Glen Dudbridge FBA (1938 – 5 February 2017) was a British Sinologist, specialising in the literature and religious culture of China, ranging between the eighth and seventeenth centuries AD, with particular attention to narrative traditions and to vernacular culture.

==Career==
Dudbridge grew up in Westbury-on-Trym, Bristol, and attended Bristol Grammar School. He trained in Chinese at Cambridge (1967), and at New Asia Research Institute, Hong Kong (1963). He was University Lecturer in Modern Chinese, at the University of Oxford (1965-1985), then Professor of Chinese at Cambridge (1985-1989), then Shaw Professor of Chinese (1989-2005). He also taught Chinese literature at Yale University, UC Berkeley, Beijing Normal University, and the Chinese University of Hong Kong. He was an Honorary Academy Member of the Chinese Academy of Social Sciences (1996). He served as president of the European Association for Chinese Studies from 1998 to 2002. He was elected as a Fellow of the British Academy in 1984.

==Publications==
- The tale of Li Wa: study and critical edition of a Chinese story from the ninth century. London, 1983.

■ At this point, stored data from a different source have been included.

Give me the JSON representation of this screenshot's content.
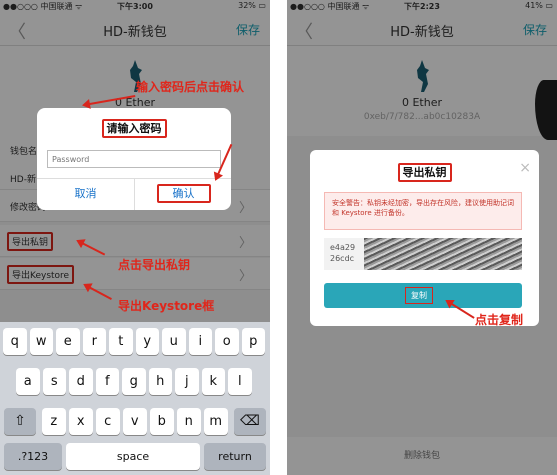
{
  "left": {
    "status": {
      "carrier": "●●○○○ 中国联通 ᯤ",
      "time": "下午3:00",
      "battery": "32% ▭"
    },
    "nav": {
      "back": "〈",
      "title": "HD-新钱包",
      "save": "保存"
    },
    "balance": "0 Ether",
    "rows": {
      "wallet_name": "钱包名",
      "hd": "HD-新",
      "change_pwd": "修改密码",
      "export_key": "导出私钥",
      "export_keystore": "导出Keystore",
      "chevron": "〉"
    },
    "dialog": {
      "title": "请输入密码",
      "placeholder": "Password",
      "cancel": "取消",
      "confirm": "确认"
    },
    "annotations": {
      "enter_pwd": "输入密码后点击确认",
      "click_export": "点击导出私钥",
      "export_keystore_box": "导出Keystore框"
    },
    "keyboard": {
      "row1": [
        "q",
        "w",
        "e",
        "r",
        "t",
        "y",
        "u",
        "i",
        "o",
        "p"
      ],
      "row2": [
        "a",
        "s",
        "d",
        "f",
        "g",
        "h",
        "j",
        "k",
        "l"
      ],
      "row3": [
        "z",
        "x",
        "c",
        "v",
        "b",
        "n",
        "m"
      ],
      "shift": "⇧",
      "delete": "⌫",
      "num": ".?123",
      "space": "space",
      "return": "return"
    }
  },
  "right": {
    "status": {
      "carrier": "●●○○○ 中国联通 ᯤ",
      "time": "下午2:23",
      "battery": "41% ▭"
    },
    "nav": {
      "back": "〈",
      "title": "HD-新钱包",
      "save": "保存"
    },
    "balance": "0 Ether",
    "address": "0xeb/7/782...ab0c10283A",
    "dialog": {
      "title": "导出私钥",
      "close": "×",
      "warning": "安全警告：私钥未经加密，导出存在风险，建议使用助记词和 Keystore 进行备份。",
      "key_line1": "e4a29",
      "key_line2": "26cdc",
      "copy": "复制"
    },
    "annotation": "点击复制",
    "bottom": "删除钱包"
  }
}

- The Legend of Miao-shan. London, 1978; Chinese edition: Taipei, 1999; rev. edn.: Oxford, 1978.
- Religious experience and lay society in T'ang China: a reading of Tai Fu's 'Kuang-i chi, 1995.
- The Hsi-yu chi: a study of antecedents to the sixteenth-century Chinese novel, 1970.
- Books, tales and vernacular culture: papers on China by Glen Dudbridge, Leiden, 2005.
- A portrait of Five Dynasties China, from the memoirs of Wang Renyu (880-956), 2015.